The color drained from Tiffany's face. She sank into a desk chair, her charm bracelet clinking against the laminate surface. "Can you save him?"
"We're trying," Jessica said, surprising herself with the fierce certainty in her voice. "We have the antidote formula. Now we just need to find Mark and convince him to take it."
The fire alarm cut off abruptly, leaving an eerie silence in its wake. Through the classroom window, Jessica watched students milling on the lawn, teachers counting heads, everyone bewildered.
"Prom's in three days," Tiffany said, her voice small. "He kept talking about it... said he had something special planned after the championship game."
A chill skittered down Jessica's spine despite the stuffy classroom heat. A crowded gymnasium, Mark losing control completely—the possibilities unspooled like a horror film in her mind.

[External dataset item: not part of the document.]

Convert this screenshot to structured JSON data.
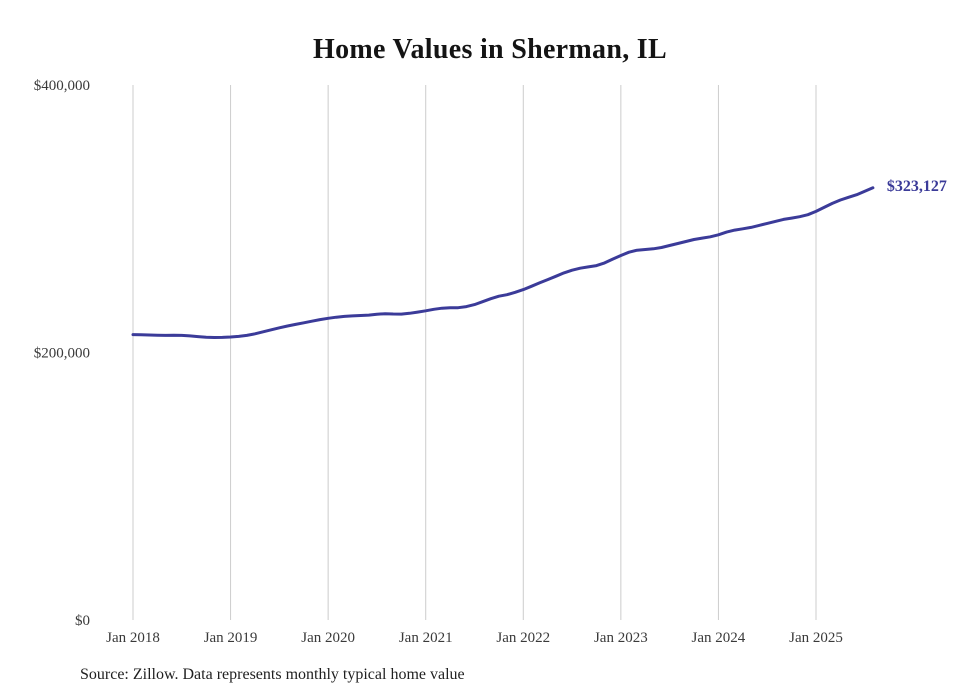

"Then we have three days," she said, meeting Kevin and Salina's eyes with renewed determination. "Three days to prepare the antidote, before the game and prom night."
Kevin unfolded the paper, revealing the complex formula. "This better work. From those notes, we won't get a second chance."
Salina's expression hardened. "And if we fail?"
Jessica remembered Mark's bulging veins, those sickening yellow eyes, the inhuman sound that had torn from his throat. The changes were accelerating, pushing him further from humanity with each heartbeat.
"Then prom night becomes a bloodbath," she said quietly.
The words hung between them like a physical presence. Outside, sunlight bathed students laughing and talking, relieved for an unexpected break from classes. None of them knew what was coming.
Jessica stared out at the normal world, a world she'd fought so hard to join. In three days, that world would collide with the darkness she'd been trying to outrun. And when it did, nothing in Moon Valley would ever be the same again.